Preparazione universitaria Online. Quale futuro nell'Università?
La preparazione universitaria online all'università viene ancora vista con diffidenza soprattutto da color che sono legati alla tradizione accademica classica.
Nemmeno la normativa stessa sulle università telematiche riesce a dare una spinta alle potenzialità di una rivoluzione che è in atto già da molto tempo nei paesi anglosassoni e che, pur in mezzo alla diffidenza, sta comunque riuscendo a ritagliarsi dei numeri importanti.
L'errore più grosso e sia da parte degli enti e forse anche da parte della comunicazione delle università online stesse, è quello di considerare l'erogazione delle lauree o dei master come qualcosa di più semplice e scontato; non nelle modalità di insegnamento che dovrebbe essere uno dei punti di forza del sistema della formazione telematica quanto nella scarsa selettività eseguita dal corpo docenti al momento dell'esame.
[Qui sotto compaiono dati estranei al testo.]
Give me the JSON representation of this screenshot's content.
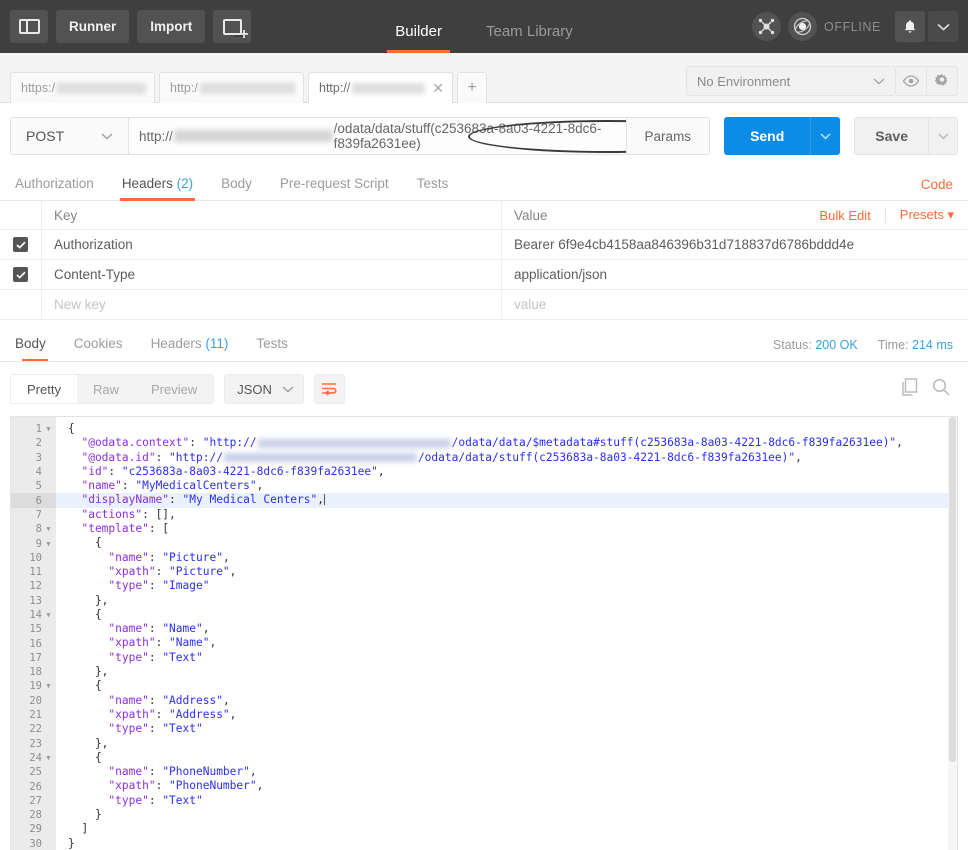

In questo modo passa in secondo piano quelle che sono le enormi potenzialità dell'e-learning con le opportunità che si possono realizzare, con le possibilità che si possono aprire per fasce intere di persone (lavoratori e portatori di handicap prima di tutto) prima escluse dalla possibilità di prendere un titolo di studio impegnativo come la laurea non per mancanza di volontà ma per problemi relativi allo spazio e al tempo.
Nemmeno la normativa stessa sulle università telematiche riesce a dare una spinta alle potenzialità di una rivoluzione che è in atto già da molto tempo nei paesi anglosassoni e che, pur in mezzo alla diffidenza, sta comunque riuscendo a ritagliarsi dei numeri importanti.
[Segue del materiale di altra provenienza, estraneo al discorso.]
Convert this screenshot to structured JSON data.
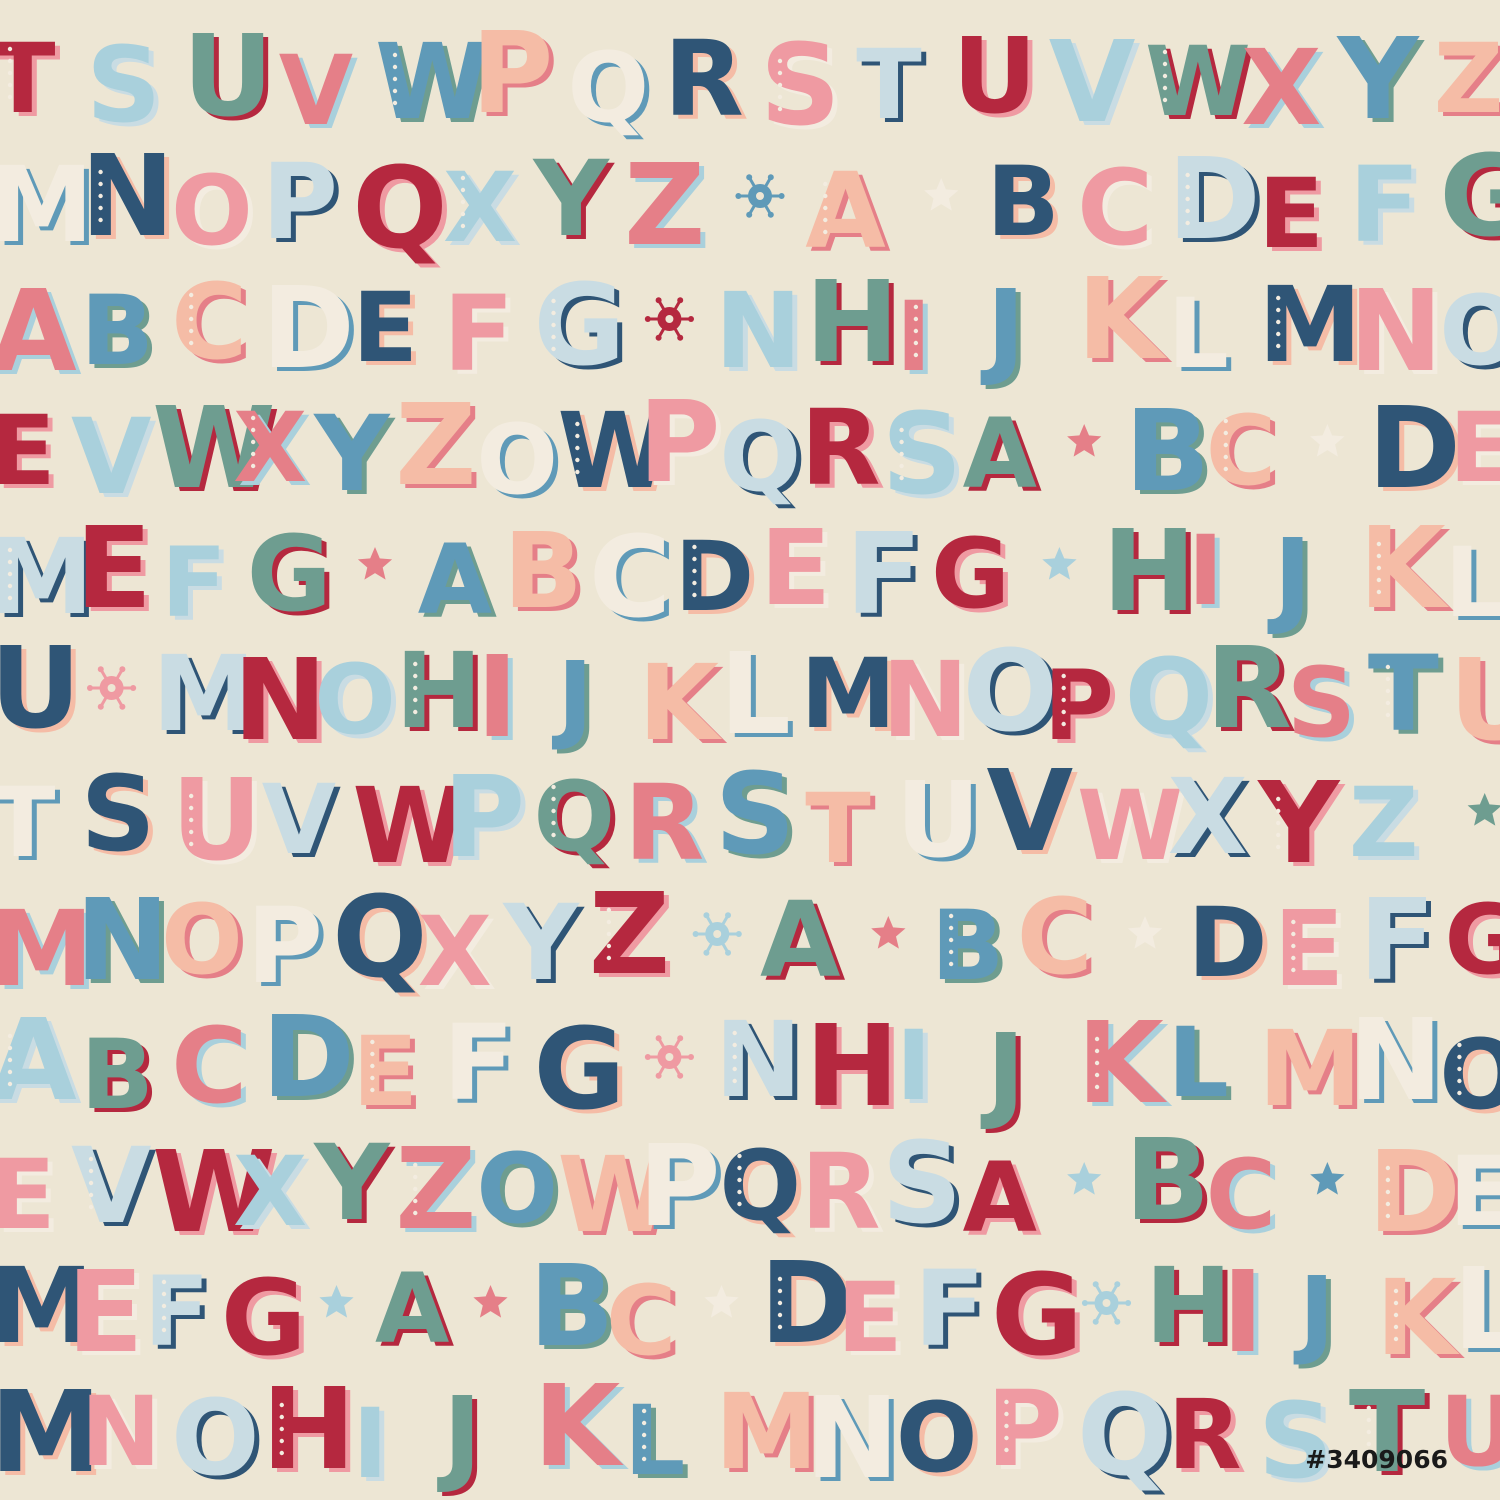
{
  "pattern": {
    "background": "#ede6d4",
    "palette": [
      "#b5283f",
      "#2f5576",
      "#5f9ab8",
      "#a9d0dc",
      "#ef9aa2",
      "#f5bca6",
      "#6e9d90",
      "#c9dce3",
      "#f3ece0",
      "#e57f88"
    ],
    "rows": [
      "TSUVWPQRSTUVWXYZ",
      "MNOPQXYZ*A*BCDEFG",
      "ABCDEFG*NHIJKLMNO",
      "EVWXYZOWPQRSA*BC*DE",
      "MEFG*ABCDEFG*HIJKL",
      "U*MNOHIJKLMNOPQRSTU",
      "TSUVWPQRSTUVWXYZ*",
      "MNOPQXYZ*A*BC*DEFG",
      "ABCDEFG*NHIJKLMNO",
      "EVWXYZOWPQRSA*BC*DE",
      "MEFG*A*BC*DEFG*HIJKL",
      "MNOHIJKLMNOPQRSTU"
    ],
    "star_icon": "star-icon",
    "flower_icon": "snowflake-flower-icon"
  },
  "stock_id": "#3409066"
}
L'errore più grosso e sia da parte degli enti e forse anche da parte della comunicazione delle università online stesse, è quello di considerare l'erogazione delle lauree o dei master come qualcosa di più semplice e scontato; non nelle modalità di insegnamento che dovrebbe essere uno dei punti di forza del sistema della formazione telematica quanto nella scarsa selettività eseguita dal corpo docenti al momento dell'esame.
In questo modo passa in secondo piano quelle che sono le enormi potenzialità dell'e-learning con le opportunità che si possono realizzare, con le possibilità che si possono aprire per fasce intere di persone (lavoratori e portatori di handicap prima di tutto) prima escluse dalla possibilità di prendere un titolo di studio impegnativo come la laurea non per mancanza di volontà ma per problemi relativi allo spazio e al tempo.
Formazione Online e il futuro della didattica di qualità
Se consideriamo la formazione online come lo strumento di apprendimento del futuro e ne sappiamo cogliere le enorme potenzialità possiamo vedere come l'innovazione universitaria passi proprio da queste nuove forme e da queste nuovi strumenti.Bisogna però cambiare approccio altrimenti, se la percezione degli studenti è quella di una università dalla scarsa qualità, la didattica non riuscirà a raggiungere quella spinta per arrivare a livelli di eccellenza e realizzare quella che è l'università del futuro, meno legata al contesto fisico e più flessibile negli orari e nei luoghi (molti puritani storceranno il naso).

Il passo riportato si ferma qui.